We’ve been reporting on the city of High Point’s discussions of reparations for Black folks who have historically been crushed under the city’s heel. The plan addresses housing disparities, health inequities, the education gap, economic opportunity and transportation access, and reviews and revises municipal operations to make them more equitable.
Reparations are long overdue everywhere in this country, which was founded and built on free slave labor. But longtime High Point watchers might be surprised that the Furniture City is the first in the Triad to begin figuring out what reparations might look like.
High Point is far from the most progressive city in the Triad. This is the city that in 2014, declined to name a street for Dr. Martin Luther King Jr. Urban planning deliberately separated Washington Street, High Point’s Black epicenter, from the rest of the city after the Civil Rights Act passed, effectively shuttering 150 Black-owned businesses.
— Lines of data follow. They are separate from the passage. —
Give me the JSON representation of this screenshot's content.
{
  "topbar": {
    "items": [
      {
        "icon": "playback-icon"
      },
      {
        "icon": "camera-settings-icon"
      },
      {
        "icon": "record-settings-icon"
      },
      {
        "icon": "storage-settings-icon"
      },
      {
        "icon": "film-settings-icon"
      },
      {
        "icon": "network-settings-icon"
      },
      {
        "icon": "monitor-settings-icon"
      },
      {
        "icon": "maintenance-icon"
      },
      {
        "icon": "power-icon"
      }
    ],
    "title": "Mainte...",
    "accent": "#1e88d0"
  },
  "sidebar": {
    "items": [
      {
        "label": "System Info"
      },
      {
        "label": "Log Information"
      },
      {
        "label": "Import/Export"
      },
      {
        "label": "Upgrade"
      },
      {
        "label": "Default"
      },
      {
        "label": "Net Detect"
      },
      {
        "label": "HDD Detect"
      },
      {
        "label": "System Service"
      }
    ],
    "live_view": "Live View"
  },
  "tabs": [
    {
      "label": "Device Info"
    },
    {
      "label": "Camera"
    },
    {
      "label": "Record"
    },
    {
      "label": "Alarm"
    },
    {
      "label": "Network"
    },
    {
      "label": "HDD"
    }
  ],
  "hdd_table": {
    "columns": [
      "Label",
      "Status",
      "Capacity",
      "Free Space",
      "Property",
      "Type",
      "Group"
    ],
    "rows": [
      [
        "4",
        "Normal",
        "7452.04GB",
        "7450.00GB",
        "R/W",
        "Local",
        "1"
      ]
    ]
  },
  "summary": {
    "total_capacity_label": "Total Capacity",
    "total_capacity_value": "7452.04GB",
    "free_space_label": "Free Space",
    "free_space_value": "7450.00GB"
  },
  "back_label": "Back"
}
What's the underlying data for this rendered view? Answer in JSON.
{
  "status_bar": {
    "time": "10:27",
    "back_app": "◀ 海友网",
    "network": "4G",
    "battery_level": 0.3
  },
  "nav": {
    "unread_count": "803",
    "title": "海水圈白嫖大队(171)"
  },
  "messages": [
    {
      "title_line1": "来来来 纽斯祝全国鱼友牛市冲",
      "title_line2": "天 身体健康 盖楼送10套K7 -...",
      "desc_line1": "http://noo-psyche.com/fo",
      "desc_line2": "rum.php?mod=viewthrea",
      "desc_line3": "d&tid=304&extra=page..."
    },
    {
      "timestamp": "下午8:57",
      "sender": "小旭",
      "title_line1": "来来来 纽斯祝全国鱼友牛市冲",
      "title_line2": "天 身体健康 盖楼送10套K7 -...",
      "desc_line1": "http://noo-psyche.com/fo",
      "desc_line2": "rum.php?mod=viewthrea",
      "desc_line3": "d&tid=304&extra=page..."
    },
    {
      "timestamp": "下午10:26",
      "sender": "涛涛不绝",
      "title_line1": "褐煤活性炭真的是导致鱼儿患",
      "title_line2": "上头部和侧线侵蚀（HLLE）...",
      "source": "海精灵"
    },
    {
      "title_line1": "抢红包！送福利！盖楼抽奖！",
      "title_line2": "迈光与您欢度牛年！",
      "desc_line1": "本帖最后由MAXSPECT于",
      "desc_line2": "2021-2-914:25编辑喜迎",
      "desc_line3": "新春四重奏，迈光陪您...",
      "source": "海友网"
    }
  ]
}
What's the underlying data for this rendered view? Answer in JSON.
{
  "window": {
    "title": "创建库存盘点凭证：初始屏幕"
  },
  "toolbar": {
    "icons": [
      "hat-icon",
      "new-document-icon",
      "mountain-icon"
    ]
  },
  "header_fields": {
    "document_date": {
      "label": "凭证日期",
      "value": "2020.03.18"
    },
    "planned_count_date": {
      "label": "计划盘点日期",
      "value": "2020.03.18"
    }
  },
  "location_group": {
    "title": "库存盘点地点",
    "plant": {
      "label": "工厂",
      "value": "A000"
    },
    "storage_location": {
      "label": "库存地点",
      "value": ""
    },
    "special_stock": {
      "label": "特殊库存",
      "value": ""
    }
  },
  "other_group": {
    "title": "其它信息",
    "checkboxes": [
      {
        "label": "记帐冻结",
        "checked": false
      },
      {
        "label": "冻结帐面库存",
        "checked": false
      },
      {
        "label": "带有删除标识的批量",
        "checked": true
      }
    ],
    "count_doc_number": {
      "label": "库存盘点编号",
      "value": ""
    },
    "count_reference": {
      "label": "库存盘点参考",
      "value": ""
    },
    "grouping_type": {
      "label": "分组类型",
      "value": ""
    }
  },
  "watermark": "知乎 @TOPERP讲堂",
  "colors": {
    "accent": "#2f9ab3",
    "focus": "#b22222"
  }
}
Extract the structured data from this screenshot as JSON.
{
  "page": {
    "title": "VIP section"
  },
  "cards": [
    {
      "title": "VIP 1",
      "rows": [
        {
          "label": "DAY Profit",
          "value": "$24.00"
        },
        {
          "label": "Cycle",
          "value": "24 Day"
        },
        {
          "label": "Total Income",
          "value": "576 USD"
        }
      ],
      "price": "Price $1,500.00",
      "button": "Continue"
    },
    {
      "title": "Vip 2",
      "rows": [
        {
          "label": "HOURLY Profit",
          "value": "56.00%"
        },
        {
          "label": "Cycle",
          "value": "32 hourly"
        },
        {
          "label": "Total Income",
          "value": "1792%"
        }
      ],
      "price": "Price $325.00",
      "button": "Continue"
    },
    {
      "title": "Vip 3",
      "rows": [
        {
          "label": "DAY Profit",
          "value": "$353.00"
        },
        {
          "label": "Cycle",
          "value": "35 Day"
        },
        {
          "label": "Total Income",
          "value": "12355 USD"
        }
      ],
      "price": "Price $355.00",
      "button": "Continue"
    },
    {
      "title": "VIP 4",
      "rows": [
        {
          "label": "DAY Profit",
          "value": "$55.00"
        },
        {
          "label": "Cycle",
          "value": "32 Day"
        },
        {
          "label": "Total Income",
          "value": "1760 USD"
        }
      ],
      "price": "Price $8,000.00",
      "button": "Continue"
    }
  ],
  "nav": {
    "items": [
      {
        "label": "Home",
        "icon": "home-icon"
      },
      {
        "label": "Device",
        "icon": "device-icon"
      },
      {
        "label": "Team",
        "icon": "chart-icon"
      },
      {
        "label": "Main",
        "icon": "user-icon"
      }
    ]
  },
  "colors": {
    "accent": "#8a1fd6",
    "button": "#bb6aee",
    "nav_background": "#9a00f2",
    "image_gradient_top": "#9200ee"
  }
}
The city’s first Black Mayor, Bernita Sims, was forced to resign after being charged with writing a bad check.
And we must recount here the case of Al Heggins, who in 2015 was High Point’s human relations director — that is, until she ran afoul of the High Point Police Department after initiating a series of forums to discuss police-community relations, and was verbally reprimanded for using the term “white supremacy” in the city. She also had discrimination complaint on file against the city with the federal Equal Employment Opportunity Commission.
Heggins was fired by mail, after which the city disbanded the 13-member board of the Human Relations Commission and enacted nine new members. This initiated another EEOC complaint.
We have detailed reporting on all of this, including a recording of her dismissal hearing.
All this is not to come down on High Point so much as to say that if High Point is looking at reparations, the rest of us cannot be too far behind.
Heggins, by the way, bounced back from her experience in High Point to become the first Black member of Salisbury City Council in 2016, then the city’s first Black mayor in 2017. At the time, Salisbury’s mayor was an appointed post, generally given to the candidate who won the most votes in the prior year’s election. After Heggins’ tenure, they changed the rules to make mayor an elected post. Heggins lost her 2021 re-election bid to Karen Alexander, a white woman, by 18 votes.